I built an AI support agent in one week. It hooks into our knowledge base, app API, runs tests, and then finally sends a Yes|No|Other option to a real human to send back to the customer. It was surprisingly easy to build. The hardest part was the knowledge of how to help the customer, which Fin can't do for me anyway.I see absolutely zero value in something like Fin. There is no model training needed. It's all context. Anyone who is training a Qwen model for their customer support is doing it wrong. Paying Fin $250k flat does nothing since it isn't going to actually know how to solve problems. The real challenge is the knowledge and context engineering and Fin doesn't help there. The technical stuff is really easy to build.
Rolling something yourself was a waste of time when SaaS was cheap and competitive.
Not they’re all getting incredibly expensive, even the last few startups I worked at were paying hundreds of thousands of euros for services that were total garbage.
Do I really need a crappy 20k/yr app to help me with my 1:1s? Do I really need a 100k/yr clicks counter that requires two devs to keep running and still heavily miscounts the clicks? Do I need another crappy app to manage my translation JSON files?
> I see absolutely zero value in something like Fin.
The value, of course, is that there is a website with a chatbox that some MBA can type in "never give any refunds anymore for any reason", and it just updates the AI support agent and sends an automated "I deserve a promotion and a raise" to their boss.
"Paying Fin $250k flat does nothing since it isn't going to actually know how to solve problems. The real challenge is the knowledge and context engineering and Fin doesn't help there"
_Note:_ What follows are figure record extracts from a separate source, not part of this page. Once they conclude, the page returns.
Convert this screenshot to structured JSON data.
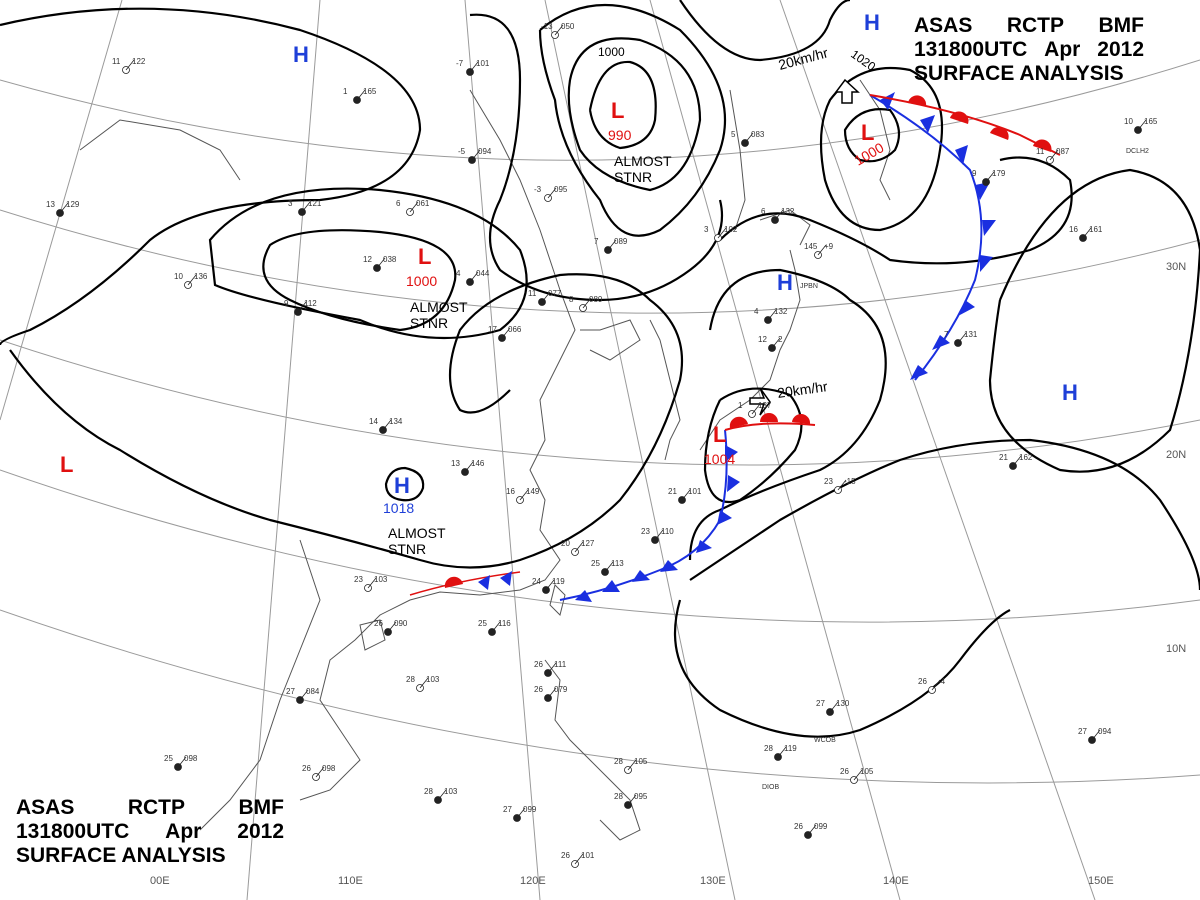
{
  "title": {
    "line1": [
      "ASAS",
      "RCTP",
      "BMF"
    ],
    "line2": [
      "131800UTC",
      "Apr",
      "2012"
    ],
    "line3": "SURFACE ANALYSIS"
  },
  "grid": {
    "lon_labels": [
      "110E",
      "120E",
      "130E",
      "140E",
      "150E"
    ],
    "lat_labels": [
      "30N",
      "20N",
      "10N"
    ],
    "partial_lon_label": "00E"
  },
  "pressure_centers": [
    {
      "type": "H",
      "value": ""
    },
    {
      "type": "H",
      "value": ""
    },
    {
      "type": "H",
      "value": ""
    },
    {
      "type": "H",
      "value": ""
    },
    {
      "type": "H",
      "value": "1018"
    },
    {
      "type": "L",
      "value": "990"
    },
    {
      "type": "L",
      "value": "1000"
    },
    {
      "type": "L",
      "value": "1000"
    },
    {
      "type": "L",
      "value": "1004"
    },
    {
      "type": "L",
      "value": ""
    }
  ],
  "isobar_labels": [
    "1000",
    "1020"
  ],
  "annotations": [
    {
      "text": "ALMOST\nSTNR"
    },
    {
      "text": "ALMOST\nSTNR"
    },
    {
      "text": "ALMOST\nSTNR"
    },
    {
      "text": "20km/hr"
    },
    {
      "text": "20km/hr"
    }
  ],
  "station_ids": [
    "JPBN",
    "WCOB",
    "DIOB",
    "DCLH2"
  ],
  "stations": [
    {
      "t": "11",
      "p": "122"
    },
    {
      "t": "1",
      "p": "165"
    },
    {
      "t": "-7",
      "p": "101"
    },
    {
      "t": "-13",
      "p": "050"
    },
    {
      "t": "13",
      "p": "129"
    },
    {
      "t": "3",
      "p": "121"
    },
    {
      "t": "6",
      "p": "061"
    },
    {
      "t": "12",
      "p": "038"
    },
    {
      "t": "4",
      "p": "044"
    },
    {
      "t": "10",
      "p": "136"
    },
    {
      "t": "9",
      "p": "112"
    },
    {
      "t": "11",
      "p": "077"
    },
    {
      "t": "8",
      "p": "080"
    },
    {
      "t": "17",
      "p": "066"
    },
    {
      "t": "-5",
      "p": "094"
    },
    {
      "t": "-3",
      "p": "095"
    },
    {
      "t": "7",
      "p": "089"
    },
    {
      "t": "5",
      "p": "083"
    },
    {
      "t": "3",
      "p": "102"
    },
    {
      "t": "6",
      "p": "132"
    },
    {
      "t": "4",
      "p": "132"
    },
    {
      "t": "145",
      "p": "+9"
    },
    {
      "t": "14",
      "p": "134"
    },
    {
      "t": "13",
      "p": "146"
    },
    {
      "t": "16",
      "p": "149"
    },
    {
      "t": "21",
      "p": "101"
    },
    {
      "t": "23",
      "p": "110"
    },
    {
      "t": "20",
      "p": "127"
    },
    {
      "t": "25",
      "p": "113"
    },
    {
      "t": "24",
      "p": "119"
    },
    {
      "t": "23",
      "p": "103"
    },
    {
      "t": "26",
      "p": "090"
    },
    {
      "t": "25",
      "p": "116"
    },
    {
      "t": "28",
      "p": "103"
    },
    {
      "t": "27",
      "p": "084"
    },
    {
      "t": "25",
      "p": "098"
    },
    {
      "t": "26",
      "p": "098"
    },
    {
      "t": "28",
      "p": "103"
    },
    {
      "t": "27",
      "p": "099"
    },
    {
      "t": "26",
      "p": "101"
    },
    {
      "t": "26",
      "p": "111"
    },
    {
      "t": "26",
      "p": "079"
    },
    {
      "t": "28",
      "p": "105"
    },
    {
      "t": "28",
      "p": "095"
    },
    {
      "t": "28",
      "p": "119"
    },
    {
      "t": "26",
      "p": "105"
    },
    {
      "t": "26",
      "p": "099"
    },
    {
      "t": "27",
      "p": "130"
    },
    {
      "t": "26",
      "p": "-4"
    },
    {
      "t": "27",
      "p": "094"
    },
    {
      "t": "21",
      "p": "162"
    },
    {
      "t": "23",
      "p": "-15"
    },
    {
      "t": "7",
      "p": "131"
    },
    {
      "t": "16",
      "p": "161"
    },
    {
      "t": "11",
      "p": "087"
    },
    {
      "t": "9",
      "p": "179"
    },
    {
      "t": "10",
      "p": "165"
    },
    {
      "t": "1",
      "p": "137"
    },
    {
      "t": "12",
      "p": "2"
    }
  ],
  "colors": {
    "isobar": "#000000",
    "grid": "#9a9a9a",
    "coast": "#555555",
    "high": "#1e3fd8",
    "low": "#e01010",
    "cold_front": "#1a2fe0",
    "warm_front": "#e01010"
  }
}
You misunderstand the model. Fin does not have flat fee. They charge exclusively for resolutions. That's the entire value prop.
Correct that knowledge and context engineering are the key. Fin DOES help here. They have an entire backend suite to help you build out areas where Fin is failing. It shows you questions it couldn't resolve, looks at the answers your human team gave, and suggests updates to help articles to
You're correct this could all be build by a skilled engineer, but that's not the point. It's built for non-techincal users to use and implement. A person who rose through the support ranks and shows some technical competency can learn the system without any software knowledge.